A weak password would be one that was short or was a default, or which could be rapidly guessed by searching a subset of all possible passwords such as words in the dictionary, proper names, words based on the user name or common variations on these themes. A strong password would be sufficiently long, random, or otherwise producible only by the user who chose it, so that ‘guessing’ for it will require too long a time. The length of time deemed to be ‘too long’ will vary with the attacker, with the attacker’s resources, with the ease with which a password can be tried, and with the importance of the password to the attacker. So a student’s password might not be worth more than a few seconds of computer time, whilst a password controlling access to a large bank’s electronic money transfer system might be worth many weeks of computer time.
‘Weak’ and ’strong’ have meaning only with regard to specific password systems. The necessary quality of the password depends on how well the password system limits attempts to guess a user’s password, whether by a person who knows the user well, or a computer trying millions of possibilities. In a cryptgraphic context, the terms can have considerable precision. For example, passwords generally are not suitable for use as encryption keys. But note that even a ’strong’ password may still be stolen, tricked, or extorted from a user, collected from a keyboard logger, overheard by tapping some communications medium, or copied from a Post-It note or Rolodex.
Examples of weak passwords include admin, 1234, susan, password, rover and 12/3/75; which might be easily guessed (the last being likely to be a personally significant date readily discoverable with a little research), and would certainly be found with an automated dictionary search attack in a system that permitted such action. Examples of stronger passwords would be tastywheeT34, partei@34!, and #23kLLflux. These passwords are longer and use combinations of lower and upper case letters, digits and symbols. They are unlikely to be in any password cracking word list and are sufficiently long to make direct brute force search impractical in some systems. Note that some systems do not allow symbols like #, @ and ! in passwords and they may be hard to find on some country-specific keyboards. In such cases, adding another letter or number or two may offer equivalent security. Also note that, having been published in this article as password examples, these are no longer good choices: examples from publicly accessible discussions about passwords are obviously good candidates for inclusion in a dictionary to be used for a dictionary attack. However, beware that even strong-looking passwords, and especially human-chosen passwords, are not equivalent to a strong encryption key, and should generally not be used as such. Passphrases and password-authenticated key agreement methods have been used to address this limitation.

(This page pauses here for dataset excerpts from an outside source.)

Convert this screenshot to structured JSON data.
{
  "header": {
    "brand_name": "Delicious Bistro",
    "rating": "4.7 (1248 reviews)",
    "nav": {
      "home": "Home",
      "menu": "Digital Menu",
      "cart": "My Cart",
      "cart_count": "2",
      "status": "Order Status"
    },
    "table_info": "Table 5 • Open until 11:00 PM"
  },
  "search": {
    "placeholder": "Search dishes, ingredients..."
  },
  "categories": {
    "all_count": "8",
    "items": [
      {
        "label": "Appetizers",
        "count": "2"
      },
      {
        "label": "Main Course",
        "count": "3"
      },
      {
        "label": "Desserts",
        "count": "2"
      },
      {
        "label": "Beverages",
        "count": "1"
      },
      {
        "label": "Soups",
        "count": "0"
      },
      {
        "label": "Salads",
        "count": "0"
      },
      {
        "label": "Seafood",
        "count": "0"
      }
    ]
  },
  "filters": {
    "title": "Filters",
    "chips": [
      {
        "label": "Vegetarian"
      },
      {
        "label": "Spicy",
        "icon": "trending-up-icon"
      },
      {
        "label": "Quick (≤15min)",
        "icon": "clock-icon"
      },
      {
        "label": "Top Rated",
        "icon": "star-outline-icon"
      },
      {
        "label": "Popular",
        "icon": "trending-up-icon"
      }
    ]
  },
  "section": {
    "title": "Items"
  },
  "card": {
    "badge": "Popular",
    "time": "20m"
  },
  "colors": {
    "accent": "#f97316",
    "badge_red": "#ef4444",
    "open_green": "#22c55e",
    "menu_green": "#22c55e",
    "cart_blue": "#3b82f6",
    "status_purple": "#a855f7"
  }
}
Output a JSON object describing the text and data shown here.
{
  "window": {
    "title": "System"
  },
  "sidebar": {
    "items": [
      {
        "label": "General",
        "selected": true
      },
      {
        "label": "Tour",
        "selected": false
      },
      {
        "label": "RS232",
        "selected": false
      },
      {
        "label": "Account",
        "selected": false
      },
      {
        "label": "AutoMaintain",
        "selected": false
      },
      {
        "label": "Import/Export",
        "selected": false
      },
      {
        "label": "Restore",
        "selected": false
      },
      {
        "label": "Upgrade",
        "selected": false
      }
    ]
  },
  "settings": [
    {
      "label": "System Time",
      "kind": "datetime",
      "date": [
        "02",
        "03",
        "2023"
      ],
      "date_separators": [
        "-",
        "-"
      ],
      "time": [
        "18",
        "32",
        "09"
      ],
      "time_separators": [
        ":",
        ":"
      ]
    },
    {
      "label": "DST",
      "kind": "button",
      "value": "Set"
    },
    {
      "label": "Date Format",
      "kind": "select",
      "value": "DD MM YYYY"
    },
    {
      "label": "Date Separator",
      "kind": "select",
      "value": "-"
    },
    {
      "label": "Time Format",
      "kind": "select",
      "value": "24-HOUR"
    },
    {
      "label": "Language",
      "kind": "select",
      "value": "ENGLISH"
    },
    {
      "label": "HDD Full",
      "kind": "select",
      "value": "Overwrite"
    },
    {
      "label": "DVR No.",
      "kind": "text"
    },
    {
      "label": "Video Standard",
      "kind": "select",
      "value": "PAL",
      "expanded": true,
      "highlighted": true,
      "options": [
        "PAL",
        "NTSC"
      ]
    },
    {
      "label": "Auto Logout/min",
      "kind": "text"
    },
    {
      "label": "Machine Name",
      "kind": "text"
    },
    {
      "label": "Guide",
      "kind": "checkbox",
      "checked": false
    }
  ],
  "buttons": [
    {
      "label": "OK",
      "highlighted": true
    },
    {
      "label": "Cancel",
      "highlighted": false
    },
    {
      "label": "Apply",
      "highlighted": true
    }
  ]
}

The strongest method for generating passwords is to select sufficient characters at random, but such passwords are generally the most difficult to remember – those passwords are generated by the online password generator. Some users develop mnemonic phrases that have the random letters as the initial of each word. Another way to make random passwords more memorable is to use random words or syllables instead of random letters.
Personal mnemonics are sometimes recommended, that is, things that are memorable to you, but not to others, for example, the password Iw13wIfvE, a difficult to remember string, derives from “I was 13 when I first visited England”, possibly easily remembered. However, if your first experience of England is important to you, it may be possible to guess this password from knowledge of you, and then this would not be a sensible password choice.
As of October 2005, employees of the UK Government are advised to use passwords of the following form: consonant, vowel, consonant, consonant, vowel, consanant, number, number (for example pinray45). Apparantly upper and lower case do not matter, and this form is called an Environ password.